With My Senses in Ruins
Here’s a recipe for seeing: sleep
and feeling as a long-expected season feels
the day the sky entrusts its new campaign
of sails and sheets. Where in time do figures,
half-imagined, blend themselves with lawns
as standards blend with all exceptions?
Always the same, or same-ish, bank of low
suggestive clouds, the freshness of the air
in theory. Charcoal smudges under trees
across a reach of dried-up swamp relate
to passions forcefully declared then left
to fade, like fragrances. What’s wanted: light,
in which the ends throw shadows and the means
retreat, uncovering a floodplain where
memorials, deployed at intervals, describe
a pattern unaccounted for among the
new curations. Where in time
does darkness, not sustainable, give way
to brightnesses the ur-ironic must abjure?

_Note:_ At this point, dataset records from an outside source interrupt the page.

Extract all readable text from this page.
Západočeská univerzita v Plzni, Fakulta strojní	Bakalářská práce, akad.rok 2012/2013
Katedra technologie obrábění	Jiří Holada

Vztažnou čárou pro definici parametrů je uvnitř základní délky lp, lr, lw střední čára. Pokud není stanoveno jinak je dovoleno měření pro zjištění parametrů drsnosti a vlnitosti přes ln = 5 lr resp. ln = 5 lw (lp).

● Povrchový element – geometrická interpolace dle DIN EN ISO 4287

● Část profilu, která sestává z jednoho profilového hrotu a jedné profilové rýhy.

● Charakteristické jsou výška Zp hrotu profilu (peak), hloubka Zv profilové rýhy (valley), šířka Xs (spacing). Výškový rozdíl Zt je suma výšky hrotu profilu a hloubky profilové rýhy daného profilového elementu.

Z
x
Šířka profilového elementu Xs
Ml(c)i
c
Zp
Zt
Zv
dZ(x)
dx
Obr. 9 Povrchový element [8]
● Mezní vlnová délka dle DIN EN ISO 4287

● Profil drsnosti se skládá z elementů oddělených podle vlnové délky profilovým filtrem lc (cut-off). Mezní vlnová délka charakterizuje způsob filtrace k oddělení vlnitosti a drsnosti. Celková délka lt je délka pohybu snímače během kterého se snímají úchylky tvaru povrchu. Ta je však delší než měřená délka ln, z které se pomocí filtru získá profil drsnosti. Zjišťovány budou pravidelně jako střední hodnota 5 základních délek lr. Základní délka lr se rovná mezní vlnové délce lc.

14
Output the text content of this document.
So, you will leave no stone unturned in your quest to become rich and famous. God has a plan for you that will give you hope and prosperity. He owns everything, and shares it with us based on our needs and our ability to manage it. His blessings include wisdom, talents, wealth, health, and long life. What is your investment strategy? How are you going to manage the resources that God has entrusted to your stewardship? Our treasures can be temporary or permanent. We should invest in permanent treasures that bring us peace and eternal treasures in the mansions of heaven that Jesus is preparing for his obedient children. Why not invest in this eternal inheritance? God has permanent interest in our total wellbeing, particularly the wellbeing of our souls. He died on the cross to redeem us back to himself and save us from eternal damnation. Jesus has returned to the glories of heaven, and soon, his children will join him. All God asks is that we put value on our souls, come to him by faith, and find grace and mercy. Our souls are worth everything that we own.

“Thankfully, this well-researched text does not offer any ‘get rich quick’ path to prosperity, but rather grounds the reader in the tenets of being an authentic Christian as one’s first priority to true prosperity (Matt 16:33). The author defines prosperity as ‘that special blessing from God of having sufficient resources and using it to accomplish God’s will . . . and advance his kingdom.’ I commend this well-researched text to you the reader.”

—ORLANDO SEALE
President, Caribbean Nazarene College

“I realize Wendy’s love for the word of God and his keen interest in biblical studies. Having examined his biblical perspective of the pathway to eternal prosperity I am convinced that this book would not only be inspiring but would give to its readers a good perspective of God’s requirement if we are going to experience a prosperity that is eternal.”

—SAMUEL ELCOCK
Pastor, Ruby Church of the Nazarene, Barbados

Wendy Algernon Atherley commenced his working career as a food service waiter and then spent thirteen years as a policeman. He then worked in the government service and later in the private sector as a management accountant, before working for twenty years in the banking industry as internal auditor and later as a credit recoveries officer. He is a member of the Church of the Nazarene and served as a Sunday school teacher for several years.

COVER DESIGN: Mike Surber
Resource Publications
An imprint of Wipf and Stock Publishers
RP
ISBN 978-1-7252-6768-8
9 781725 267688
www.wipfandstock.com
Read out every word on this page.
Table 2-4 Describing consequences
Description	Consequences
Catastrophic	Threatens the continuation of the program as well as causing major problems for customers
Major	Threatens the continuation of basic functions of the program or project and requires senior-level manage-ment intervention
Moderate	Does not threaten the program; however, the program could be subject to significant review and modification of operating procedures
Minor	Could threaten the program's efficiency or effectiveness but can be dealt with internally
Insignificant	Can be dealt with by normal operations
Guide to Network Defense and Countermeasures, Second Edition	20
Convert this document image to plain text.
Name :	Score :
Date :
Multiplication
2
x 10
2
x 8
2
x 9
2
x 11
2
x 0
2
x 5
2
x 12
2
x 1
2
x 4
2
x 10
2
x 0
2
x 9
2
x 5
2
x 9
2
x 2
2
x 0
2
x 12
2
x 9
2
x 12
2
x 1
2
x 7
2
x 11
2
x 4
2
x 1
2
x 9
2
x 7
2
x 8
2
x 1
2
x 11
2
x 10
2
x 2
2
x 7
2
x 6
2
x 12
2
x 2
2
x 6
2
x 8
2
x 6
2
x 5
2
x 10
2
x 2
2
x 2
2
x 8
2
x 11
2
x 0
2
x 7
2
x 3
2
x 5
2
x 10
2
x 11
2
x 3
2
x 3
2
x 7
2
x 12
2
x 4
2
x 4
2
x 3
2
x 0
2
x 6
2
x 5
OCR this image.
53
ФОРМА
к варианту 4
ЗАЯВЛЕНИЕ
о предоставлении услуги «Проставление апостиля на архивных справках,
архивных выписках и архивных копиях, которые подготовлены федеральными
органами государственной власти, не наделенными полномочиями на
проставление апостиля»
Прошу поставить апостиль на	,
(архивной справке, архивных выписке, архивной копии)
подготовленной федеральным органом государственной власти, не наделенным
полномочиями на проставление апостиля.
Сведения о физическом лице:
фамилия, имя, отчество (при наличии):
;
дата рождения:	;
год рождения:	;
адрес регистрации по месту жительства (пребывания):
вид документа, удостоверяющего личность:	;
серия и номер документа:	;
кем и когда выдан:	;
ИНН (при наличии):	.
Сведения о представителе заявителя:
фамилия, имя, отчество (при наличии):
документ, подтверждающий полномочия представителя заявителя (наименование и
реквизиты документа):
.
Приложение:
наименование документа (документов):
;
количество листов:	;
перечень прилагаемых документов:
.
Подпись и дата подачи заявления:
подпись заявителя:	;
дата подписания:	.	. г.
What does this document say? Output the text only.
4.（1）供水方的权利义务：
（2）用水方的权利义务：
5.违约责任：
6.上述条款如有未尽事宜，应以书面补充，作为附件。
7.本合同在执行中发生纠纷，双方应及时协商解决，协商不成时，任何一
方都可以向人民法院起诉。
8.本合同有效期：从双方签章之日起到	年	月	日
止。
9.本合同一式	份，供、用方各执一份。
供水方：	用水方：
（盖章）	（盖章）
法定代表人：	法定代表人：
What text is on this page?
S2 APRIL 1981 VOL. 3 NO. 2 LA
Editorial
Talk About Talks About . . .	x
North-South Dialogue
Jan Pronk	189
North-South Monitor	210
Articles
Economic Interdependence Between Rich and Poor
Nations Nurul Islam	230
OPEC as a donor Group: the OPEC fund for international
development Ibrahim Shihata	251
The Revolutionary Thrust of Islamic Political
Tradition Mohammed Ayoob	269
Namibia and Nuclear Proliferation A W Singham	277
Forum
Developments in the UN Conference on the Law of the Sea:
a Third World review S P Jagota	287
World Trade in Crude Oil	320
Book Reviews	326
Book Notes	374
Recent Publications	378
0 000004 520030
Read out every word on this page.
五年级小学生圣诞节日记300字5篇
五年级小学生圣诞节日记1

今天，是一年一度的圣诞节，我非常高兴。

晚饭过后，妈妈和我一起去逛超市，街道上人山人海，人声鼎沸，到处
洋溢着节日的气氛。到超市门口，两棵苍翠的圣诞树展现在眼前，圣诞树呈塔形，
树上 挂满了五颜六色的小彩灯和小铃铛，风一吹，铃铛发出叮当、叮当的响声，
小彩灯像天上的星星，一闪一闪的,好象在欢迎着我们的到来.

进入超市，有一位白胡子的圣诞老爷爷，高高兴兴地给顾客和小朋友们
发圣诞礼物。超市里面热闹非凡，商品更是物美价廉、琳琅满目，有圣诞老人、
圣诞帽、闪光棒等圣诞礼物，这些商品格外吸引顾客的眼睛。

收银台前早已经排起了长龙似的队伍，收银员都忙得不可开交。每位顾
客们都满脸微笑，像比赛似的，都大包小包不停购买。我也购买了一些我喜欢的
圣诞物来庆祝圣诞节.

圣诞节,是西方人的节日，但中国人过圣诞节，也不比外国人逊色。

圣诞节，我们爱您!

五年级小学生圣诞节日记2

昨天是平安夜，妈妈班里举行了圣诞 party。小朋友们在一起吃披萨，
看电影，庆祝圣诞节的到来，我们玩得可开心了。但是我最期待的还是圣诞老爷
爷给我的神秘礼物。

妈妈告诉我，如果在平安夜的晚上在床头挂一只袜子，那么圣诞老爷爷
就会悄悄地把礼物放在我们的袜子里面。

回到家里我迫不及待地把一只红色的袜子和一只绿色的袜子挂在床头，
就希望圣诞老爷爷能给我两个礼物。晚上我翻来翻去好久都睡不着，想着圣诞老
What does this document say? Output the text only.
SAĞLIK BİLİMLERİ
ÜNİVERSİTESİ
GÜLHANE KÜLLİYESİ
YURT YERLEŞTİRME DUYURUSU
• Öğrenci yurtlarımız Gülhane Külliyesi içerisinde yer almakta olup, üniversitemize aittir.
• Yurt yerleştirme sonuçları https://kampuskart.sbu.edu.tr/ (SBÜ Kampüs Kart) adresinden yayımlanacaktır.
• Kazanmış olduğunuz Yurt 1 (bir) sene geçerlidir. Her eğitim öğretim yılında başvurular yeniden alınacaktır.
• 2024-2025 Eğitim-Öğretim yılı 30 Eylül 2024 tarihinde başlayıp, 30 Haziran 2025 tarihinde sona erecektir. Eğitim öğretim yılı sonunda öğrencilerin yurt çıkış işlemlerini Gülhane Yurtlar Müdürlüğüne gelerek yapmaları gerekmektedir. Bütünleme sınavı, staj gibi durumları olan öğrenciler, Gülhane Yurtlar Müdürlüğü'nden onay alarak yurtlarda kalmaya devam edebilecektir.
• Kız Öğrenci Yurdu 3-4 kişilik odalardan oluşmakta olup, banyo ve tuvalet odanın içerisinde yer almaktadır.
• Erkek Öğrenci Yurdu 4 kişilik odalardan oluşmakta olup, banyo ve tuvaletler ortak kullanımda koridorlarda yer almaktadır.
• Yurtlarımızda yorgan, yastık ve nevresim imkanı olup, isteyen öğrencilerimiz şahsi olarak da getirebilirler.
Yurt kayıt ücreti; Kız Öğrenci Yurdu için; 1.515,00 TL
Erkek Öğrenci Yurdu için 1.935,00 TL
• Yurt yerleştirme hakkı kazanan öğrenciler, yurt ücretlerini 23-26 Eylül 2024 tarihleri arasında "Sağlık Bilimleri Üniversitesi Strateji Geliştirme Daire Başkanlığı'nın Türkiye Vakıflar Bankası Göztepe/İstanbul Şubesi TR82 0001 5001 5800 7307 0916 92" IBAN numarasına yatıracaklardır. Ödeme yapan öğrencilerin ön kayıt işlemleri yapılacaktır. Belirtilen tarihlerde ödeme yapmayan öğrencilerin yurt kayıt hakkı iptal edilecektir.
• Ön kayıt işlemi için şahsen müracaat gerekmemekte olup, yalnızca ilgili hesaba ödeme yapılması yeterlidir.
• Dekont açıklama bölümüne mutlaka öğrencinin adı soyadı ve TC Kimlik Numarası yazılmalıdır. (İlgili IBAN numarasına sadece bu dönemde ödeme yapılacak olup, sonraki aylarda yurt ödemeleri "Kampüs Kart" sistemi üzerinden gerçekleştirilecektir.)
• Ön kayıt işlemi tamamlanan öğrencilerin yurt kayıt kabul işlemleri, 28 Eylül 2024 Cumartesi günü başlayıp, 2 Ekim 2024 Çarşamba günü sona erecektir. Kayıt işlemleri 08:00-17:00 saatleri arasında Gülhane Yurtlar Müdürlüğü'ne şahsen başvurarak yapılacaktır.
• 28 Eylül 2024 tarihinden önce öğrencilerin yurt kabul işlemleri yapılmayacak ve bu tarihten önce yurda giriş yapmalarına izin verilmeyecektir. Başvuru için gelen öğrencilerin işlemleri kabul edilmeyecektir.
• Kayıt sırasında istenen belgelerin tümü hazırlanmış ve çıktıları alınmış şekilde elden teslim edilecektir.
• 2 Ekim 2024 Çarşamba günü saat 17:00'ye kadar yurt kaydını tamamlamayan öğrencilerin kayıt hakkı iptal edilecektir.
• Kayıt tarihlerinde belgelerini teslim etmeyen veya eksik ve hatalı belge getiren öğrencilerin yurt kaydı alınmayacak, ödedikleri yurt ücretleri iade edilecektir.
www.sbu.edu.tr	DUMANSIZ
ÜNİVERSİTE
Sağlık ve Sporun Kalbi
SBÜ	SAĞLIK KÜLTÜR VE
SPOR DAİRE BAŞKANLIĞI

In the rough impasto of the leaves
a gunship hoists its signal. The rundown trees
throw lattices across the stream.
Scavenge and Transform
No thanks, I think I’ll lie here for a while,
the long low scumbled pasture, greener than
a poisoned lawn, ascending to a blue
so self-contained it doesn’t owe me
an apology. Maybe I should figure out
my next obscure obsession, but I’m fine
right here, for now; the needled earth is soft
and faintly fragrant of decay. Someone’s built
a little fence. That’s nice. See how the woods
extend into a shadow out of which
I half expect my old companion
to appear, the nightjar formerly embedded
in my chest, whose song recalls me
to a moonlit gate, a scene in retrospect
derivative of Keats but with its own
peculiar overtones of cardamom and—
is it bleach? The gate, though never opened,
gives into the ruined foreporch
of an opulent estate. I recognize
its blind façade, its windows black
as switched-off cellphones, and its low
seawall angling out along the headland road.
All night penumbral ships tie up, and hands
unload their cargoes down a ramp to cellars
underneath the north parterre. At length
the empty vessels slip across the blank
reflecting surface of the harbor, bound
for coastlines where the ice has eaten coves
into the soft volcanic substrate of the hills.
No thanks. I think I’ll lie here for a while.
One path goes west along the little fence,
the other south a ways until the dark
enclosures of the oaks obscure its line.